BURLINGTON, February 8 – Today, Senate Budget Committee Chairman Sen. Bernie Sanders (I-Vt.) issued the following response to a Congressional Budget Office study on the budgetary impacts of the Raise the Wage Act, introduced by Sanders last month along with 37 Senate co-sponsors:
“Let’s be clear. We are never going to get 10 Republicans to increase the minimum wage through ‘regular order.’ The only way to increase the minimum wage to $15 an hour now is to pass it with 51 votes through budget reconciliation.
“I find it hard to understand how the CBO concluded that raising the minimum wage would increase the deficit by $54 billion.

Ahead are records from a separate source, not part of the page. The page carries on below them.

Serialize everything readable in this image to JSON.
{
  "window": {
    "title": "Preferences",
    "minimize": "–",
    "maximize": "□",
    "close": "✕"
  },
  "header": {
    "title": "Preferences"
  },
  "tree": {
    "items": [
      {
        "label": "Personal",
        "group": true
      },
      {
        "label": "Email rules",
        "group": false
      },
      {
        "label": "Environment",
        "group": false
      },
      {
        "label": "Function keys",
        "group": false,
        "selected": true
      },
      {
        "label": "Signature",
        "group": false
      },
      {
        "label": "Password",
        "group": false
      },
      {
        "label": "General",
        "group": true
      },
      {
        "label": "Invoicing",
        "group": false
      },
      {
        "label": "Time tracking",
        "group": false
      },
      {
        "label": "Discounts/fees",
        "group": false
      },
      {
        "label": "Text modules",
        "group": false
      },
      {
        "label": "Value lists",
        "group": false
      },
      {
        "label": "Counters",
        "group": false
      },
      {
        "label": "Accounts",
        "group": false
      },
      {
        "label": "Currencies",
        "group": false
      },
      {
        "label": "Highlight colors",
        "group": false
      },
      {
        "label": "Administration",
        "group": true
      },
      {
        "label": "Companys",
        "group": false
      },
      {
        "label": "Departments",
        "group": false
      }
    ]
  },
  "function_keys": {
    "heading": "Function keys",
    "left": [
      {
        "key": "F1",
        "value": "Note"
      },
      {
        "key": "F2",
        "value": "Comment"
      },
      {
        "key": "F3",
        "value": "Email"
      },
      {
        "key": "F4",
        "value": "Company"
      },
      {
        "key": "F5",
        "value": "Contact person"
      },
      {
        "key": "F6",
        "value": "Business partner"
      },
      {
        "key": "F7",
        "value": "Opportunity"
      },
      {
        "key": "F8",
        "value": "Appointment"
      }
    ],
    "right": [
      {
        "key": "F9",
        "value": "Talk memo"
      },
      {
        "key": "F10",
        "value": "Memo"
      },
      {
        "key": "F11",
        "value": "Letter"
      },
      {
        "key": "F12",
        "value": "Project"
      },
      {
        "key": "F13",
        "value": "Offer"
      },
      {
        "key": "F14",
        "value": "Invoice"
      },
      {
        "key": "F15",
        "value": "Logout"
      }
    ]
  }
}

Two years ago, CBO concluded that a $15 minimum wage would increase the deficit by less than $1 million over ten years. Further, several major studies done by the Center on Wage and Employment Dynamics and the Economic Policy Institute both found that raising the minimum wage would amount to a significant reduction in the deficit.
“The good news, however, is that from a Byrd Rule perspective, the CBO has demonstrated that increasing the minimum wage would have a direct and substantial impact on the federal budget. What that means is that we can clearly raise the minimum wage to $15 an hour under the rules of reconciliation.
“I look forward to working with my colleagues in the House and the Senate to end the crisis of starvation wages in America and raise the minimum wage to a living wage of at least $15 an hour.”